CA Toulouse, 2e ch., 18 juin 2024, n° 21-04745 : « […] les comptes d’[B] [T] […] ont été affectés d’anomalies importantes tout à fait apparentes par la réception, alors qu’ils étaient régulièrement ponctionné d’échéances mensuelles de prêt importantes, de la somme de 260 210,24 euros en provenance de comptes appartenant à des personnes morales jusque-là sans lien avec elle […] ce en à peine 13 mois. ».
Pour les juges d’appel, face à de telles anomalies, la banque aurait dû agir :
CA Toulouse, 2e ch., 18 juin 2024, n° 21-04745 : « […] les banques doivent, en cas d’anomalie intellectuelle apparente, surseoir à l’exécution d’un virement le temps d’opérer les vérifications nécessaires auprès du donneur d’ordre ou du bénéficiaire. ».
Le rappel à l’ordre de la Cour de cassation : la primauté de la non-ingérence
Le 14 janvier 2026, la Chambre commerciale de la Cour de cassation a censuré cette position, réaffirmant une protection très forte pour les banques. Elle rappelle que le banquier n’est ni un détective, ni un juge de l’opportunité des transactions.
Cass. com., 14 janv. 2026, n° 24-19.102, Publie au bulletin : « La banque, tenue à une obligation de non-ingérence dans les affaires de son client, n’a pas à procéder à des investigations sur l’origine et l’importance des fonds versés sur ses comptes ni même à l’interroger sur l’existence de mouvements de grande ampleur dès lors que ces opérations ont une apparence de régularité et qu’aucun indice de falsification ne peut être décelé. ».
La Cour de cassation a estimé que les motifs retenus par la Cour d’appel (disproportion des revenus, origine des fonds) étaient « impropres à caractériser l’existence d’anomalies apparentes aisément décelables » de nature à engager la responsabilité de la banque.
3. Le concept de « créancier apparent » : pourquoi le client ne paie pas deux fois
Une question cruciale pour les victimes est de savoir si elles peuvent exiger un nouveau paiement des clients qui ont versé l’argent sur le mauvais compte. La réponse est généralement négative si le client a été de bonne foi.

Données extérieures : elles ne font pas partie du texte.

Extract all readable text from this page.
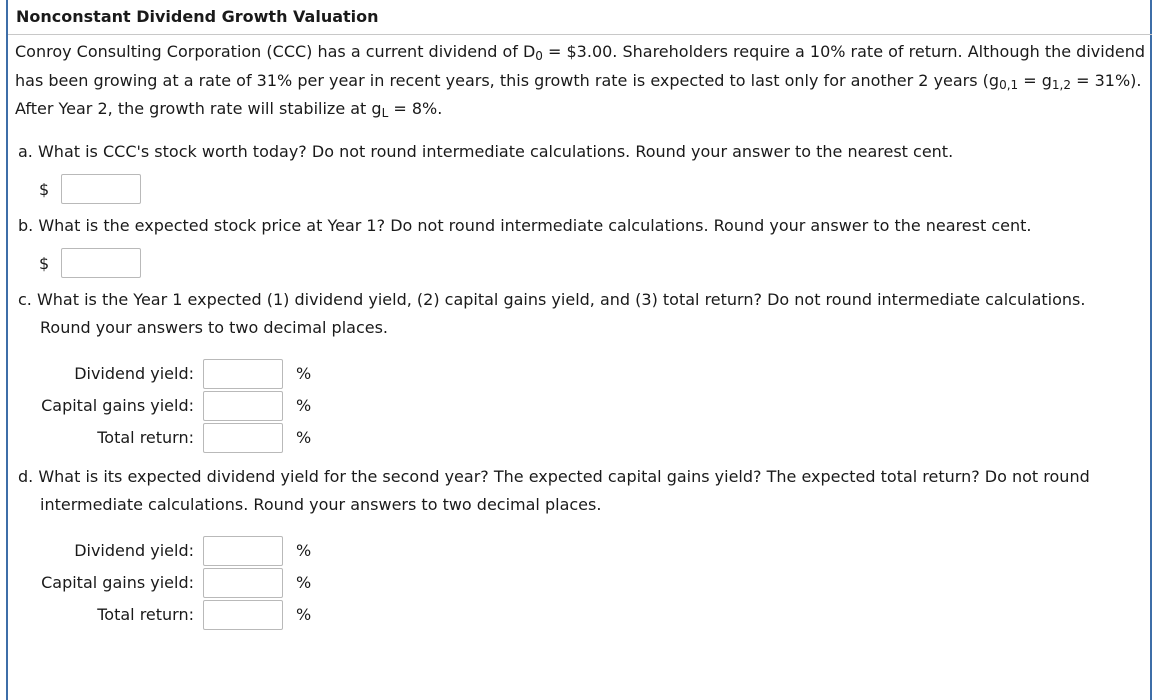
Nonconstant Dividend Growth Valuation
Conroy Consulting Corporation (CCC) has a current dividend of $D_0$ = $3.00. Shareholders require a 10% rate of return. Although the dividend has been growing at a rate of 31% per year in recent years, this growth rate is expected to last only for another 2 years $(g_{0,1} = g_{1,2} = 31\%)$. After Year 2, the growth rate will stabilize at $g_L = 8\%$.
a. What is CCC's stock worth today? Do not round intermediate calculations. Round your answer to the nearest cent.
$
b. What is the expected stock price at Year 1? Do not round intermediate calculations. Round your answer to the nearest cent.
$
c. What is the Year 1 expected (1) dividend yield, (2) capital gains yield, and (3) total return? Do not round intermediate calculations.
Round your answers to two decimal places.
Dividend yield:	%
Capital gains yield:	%
Total return:	%
d. What is its expected dividend yield for the second year? The expected capital gains yield? The expected total return? Do not round
intermediate calculations. Round your answers to two decimal places.
Dividend yield:	%
Capital gains yield:	%
Total return:	%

CA Toulouse, 2e ch., 18 juin 2024, n° 21-04745 : « […] le paiement fait de bonne foi à un créancier apparent est valable. […] Les RIB transmis étaient bien au nom de la Sas Heppner, seules les coordonnées bancaires étaient fausses, de sorte que les paiements […] ont bien été faits de bonne foi à un créancier apparent et qu’ils sont, pour elles, libératoires. ».
Cela signifie que c’est la société victime du détournement (ici Heppner) qui supporte le préjudice financier direct, et non le client qui a été trompé par le faux RIB.
4. Ce qu’il faut retenir
Si vous souhaitez engager la responsabilité d’une banque, les sources nous enseignent que :
- L’anomalie doit être matérielle et flagrante : Une signature imitée ou un document raturé est plus « facile » à reprocher qu’une simple incohérence de montants.
- La disproportion ne suffit plus : Le fait qu’un client reçoive 100 fois son salaire n’oblige pas, selon la Cour de cassation, la banque à enquêter.
- L’action contre le fraudeur : Dans l’affaire Heppner, même si les banques ont été initialement condamnées, la Cour d’appel a ordonné que la fraudeuse les « relève et garantisse » intégralement.